All of those different groups of people with different backgrounds, challenges and adversities were all in one spot of the world unified by the same cause. With no single judgements everyone was accepted and people took pictures with strangers as if they were brothers or sisters. That’s the beautiful symphony of brotherhood MLK advocated years ago. That night it felt like I truly was living by the meaning of the symbol of acceptance. Embracing life to the fullest and seeing anybody around me as equal. I definitely celebrated life as I got to spin my wheels around, dance to the beats, and laugh the crap out of life with all the different kinds of people that literally make up this world.

To close up, in the bible in 1 John 4:20 it says, “Whoever claims to love God yet hates a brother or sister is a liar.

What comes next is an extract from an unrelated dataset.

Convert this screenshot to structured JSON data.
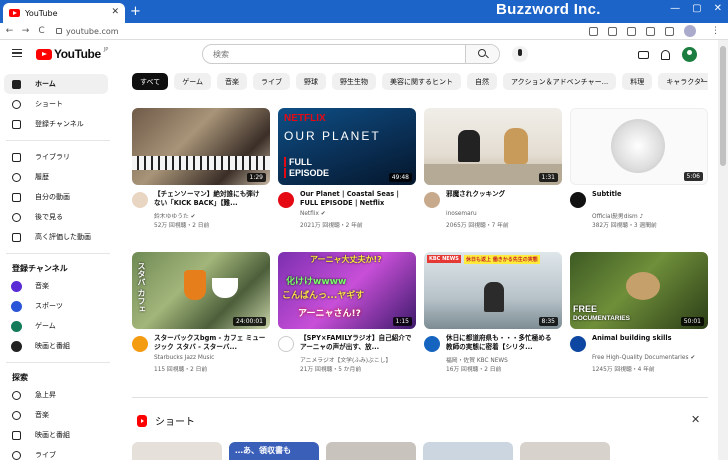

For whoever does not love their brother and sister, whom they have seen, cannot love God, whom they have not seen.”

To this bar crawl everyone was welcomed and we all invited anybody we knew. Even people that don’t normally go out where present and everyone received them so excited with arms wide open. In not just bar crawls but in anything in life we should include and accept everyone no matter what especially if we claim to love God. Only then we will be able to transform the discords of society and turn them into a beautiful symphony of brotherhood. If we welcome everyone equally into anything our society will be able to grow together by learning from each other’s diversities, cultures, and experiences. By doing so, it will help out others find their spot in the world. There will always be challenges and adversities in the world but we won’t let them define us if we face them together supporting each other like equal brothers and sisters.